Hours after Texas Monthly reported on multiple cases of academic research indicating that the reading portion of the STAAR test was set two grade levels higher than those it was testing—third graders were being tested at a fifth-grade level, according to the research—House Public Education Committee Vice Chair Diego Bernal, D-San Antonio, called for an investigation into the test. Hearings last week by the House Committee on Education, led by Dan Huberty, were a refutation of Texas Education Agency commissioner Mike Morath’s long-held assertion that the test results are accurate. During six highly emotional hours of testimony, parents, teachers, and school district superintendents spoke to the failings of STAAR—of kids and teachers demoralized with more and more classroom time given over to “drill and kill” that mysteriously made no difference in scores. Morath and a small backup group of educators and statisticians looked at best unprepared for the onslaught, and, at worst, willfully arrogant. If there was an argument to be made for keeping the STAAR reading exam as it is, they did not appear to have one at the ready. (The closest Morath got was to admit that more teacher support was the best way to ensure student success. “Not to say I wouldn’t spend money on accountability, but investing in educators will give you huge capacity long term,” he confessed in educatorese, his language of choice.)

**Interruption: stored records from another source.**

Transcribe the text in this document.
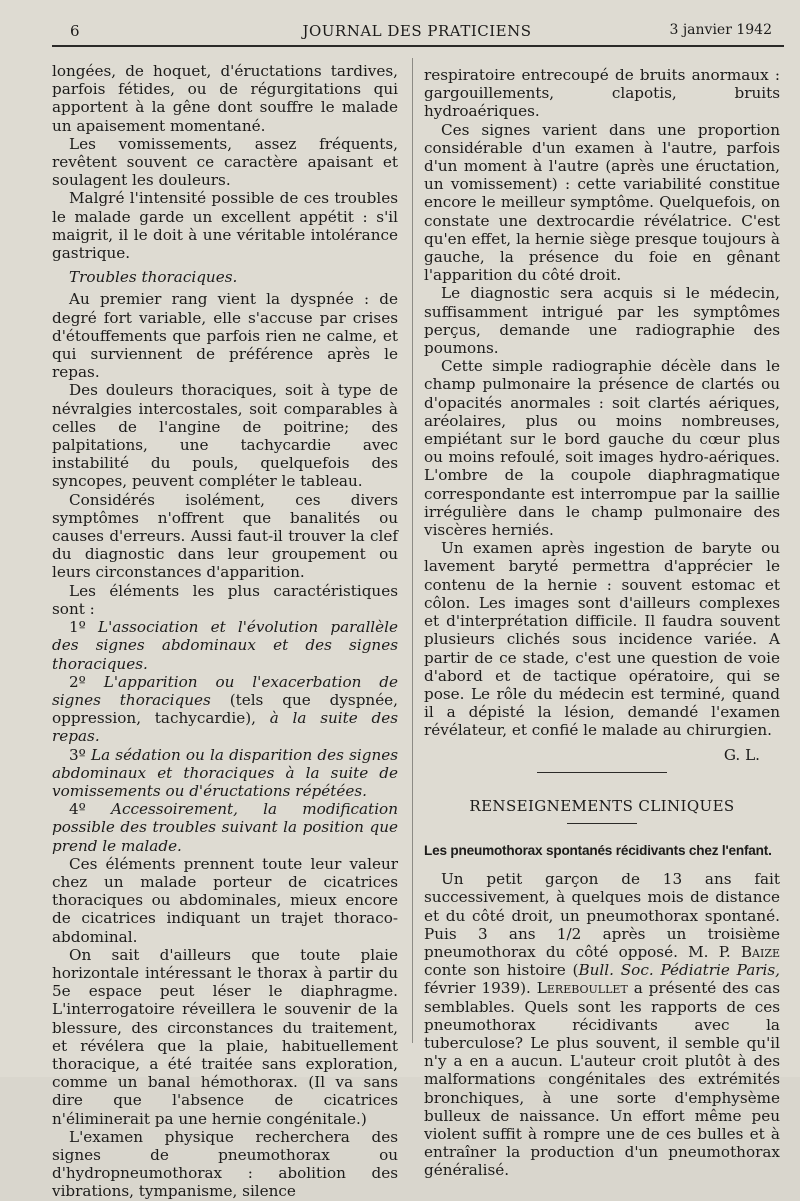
6	JOURNAL DES PRATICIENS	3 janvier 1942

longées, de hoquet, d'éructations tardives, parfois fétides, ou de régurgitations qui apportent à la gêne dont souffre le malade un apaisement momentané.

Les vomissements, assez fréquents, revêtent souvent ce caractère apaisant et soulagent les douleurs.

Malgré l'intensité possible de ces troubles le malade garde un excellent appétit : s'il maigrit, il le doit à une véritable intolérance gastrique.

Troubles thoraciques.

Au premier rang vient la dyspnée : de degré fort variable, elle s'accuse par crises d'étouffements que parfois rien ne calme, et qui surviennent de préférence après le repas.

Des douleurs thoraciques, soit à type de névralgies intercostales, soit comparables à celles de l'angine de poitrine; des palpitations, une tachycardie avec instabilité du pouls, quelquefois des syncopes, peuvent compléter le tableau.

Considérés isolément, ces divers symptômes n'offrent que banalités ou causes d'erreurs. Aussi faut-il trouver la clef du diagnostic dans leur groupement ou leurs circonstances d'apparition.

Les éléments les plus caractéristiques sont :

1º L'association et l'évolution parallèle des signes abdominaux et des signes thoraciques.

2º L'apparition ou l'exacerbation de signes thoraciques (tels que dyspnée, oppression, tachycardie), à la suite des repas.

3º La sédation ou la disparition des signes abdominaux et thoraciques à la suite de vomissements ou d'éructations répétées.

4º Accessoirement, la modification possible des troubles suivant la position que prend le malade.

Ces éléments prennent toute leur valeur chez un malade porteur de cicatrices thoraciques ou abdominales, mieux encore de cicatrices indiquant un trajet thoraco-abdominal.

On sait d'ailleurs que toute plaie horizontale intéressant le thorax à partir du 5e espace peut léser le diaphragme. L'interrogatoire réveillera le souvenir de la blessure, des circonstances du traitement, et révélera que la plaie, habituellement thoracique, a été traitée sans exploration, comme un banal hémothorax. (Il va sans dire que l'absence de cicatrices n'éliminerait pa une hernie congénitale.)

L'examen physique recherchera des signes de pneumothorax ou d'hydropneumothorax : abolition des vibrations, tympanisme, silence

respiratoire entrecoupé de bruits anormaux : gargouillements, clapotis, bruits hydroaériques.

Ces signes varient dans une proportion considérable d'un examen à l'autre, parfois d'un moment à l'autre (après une éructation, un vomissement) : cette variabilité constitue encore le meilleur symptôme. Quelquefois, on constate une dextrocardie révélatrice. C'est qu'en effet, la hernie siège presque toujours à gauche, la présence du foie en gênant l'apparition du côté droit.

Le diagnostic sera acquis si le médecin, suffisamment intrigué par les symptômes perçus, demande une radiographie des poumons.

Cette simple radiographie décèle dans le champ pulmonaire la présence de clartés ou d'opacités anormales : soit clartés aériques, aréolaires, plus ou moins nombreuses, empiétant sur le bord gauche du cœur plus ou moins refoulé, soit images hydro-aériques. L'ombre de la coupole diaphragmatique correspondante est interrompue par la saillie irrégulière dans le champ pulmonaire des viscères herniés.

Un examen après ingestion de baryte ou lavement baryté permettra d'apprécier le contenu de la hernie : souvent estomac et côlon. Les images sont d'ailleurs complexes et d'interprétation difficile. Il faudra souvent plusieurs clichés sous incidence variée. A partir de ce stade, c'est une question de voie d'abord et de tactique opératoire, qui se pose. Le rôle du médecin est terminé, quand il a dépisté la lésion, demandé l'examen révélateur, et confié le malade au chirurgien.

G. L.
RENSEIGNEMENTS CLINIQUES

Les pneumothorax spontanés récidivants chez l'enfant.

Un petit garçon de 13 ans fait successivement, à quelques mois de distance et du côté droit, un pneumothorax spontané. Puis 3 ans 1/2 après un troisième pneumothorax du côté opposé. M. P. Baize conte son histoire (Bull. Soc. Pédiatrie Paris, février 1939). Lereboullet a présenté des cas semblables. Quels sont les rapports de ces pneumothorax récidivants avec la tuberculose? Le plus souvent, il semble qu'il n'y a en a aucun. L'auteur croit plutôt à des malformations congénitales des extrémités bronchiques, à une sorte d'emphysème bulleux de naissance. Un effort même peu violent suffit à rompre une de ces bulles et à entraîner la production d'un pneumothorax généralisé.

A few days later, on March 12, State Senator Beverly Powell announced that she had filed legislation to direct the state auditor to investigate both the STAAR and the STAAR alternate, with a completion deadline no later than July 1, 2020. “When you have a problem that is so widespread, you can’t accomplish in a hearing what you can in an in-depth study,” said Powell, a Democrat who spent years listening to STAAR reading complaints as a school board member in the Burleson Independent School District before winning election to the state senate from Tarrant County just last November. “I agree with the need to test students with a rigorous test instrument, but let’s use an instrument that’s on grade level, that has integrity, and that measures what you intend for it to measure.” Powell’s legislation may have real traction, despite the Dems’ minority in the Texas Legislature. An audit—assuming the GOP lets it happen—would allow for a rigorous and fair examination of STAAR’s accuracy by the government, and would provide actionable information that could lead to changes in the test.
Several new bills have also come before the legislature that aim to limit the testing hours and the number of tests included in the STAAR. Senator José Menéndez has even produced a bill calling for a two-year moratorium on the exam. “I think it’s universally accepted that there’s a problem there,” said Powell. No one is saying that Texas kids don’t have a reading problem—the quality of our schools bounces between 40th and 43rd in national rankings. But the STAAR may be hurting more than it’s helping. Investigating problems with the exam, said Powell, “is one of the most important issues that we’ve got to get resolved this session. How do we get school funding right if our testing instruments are wrong?”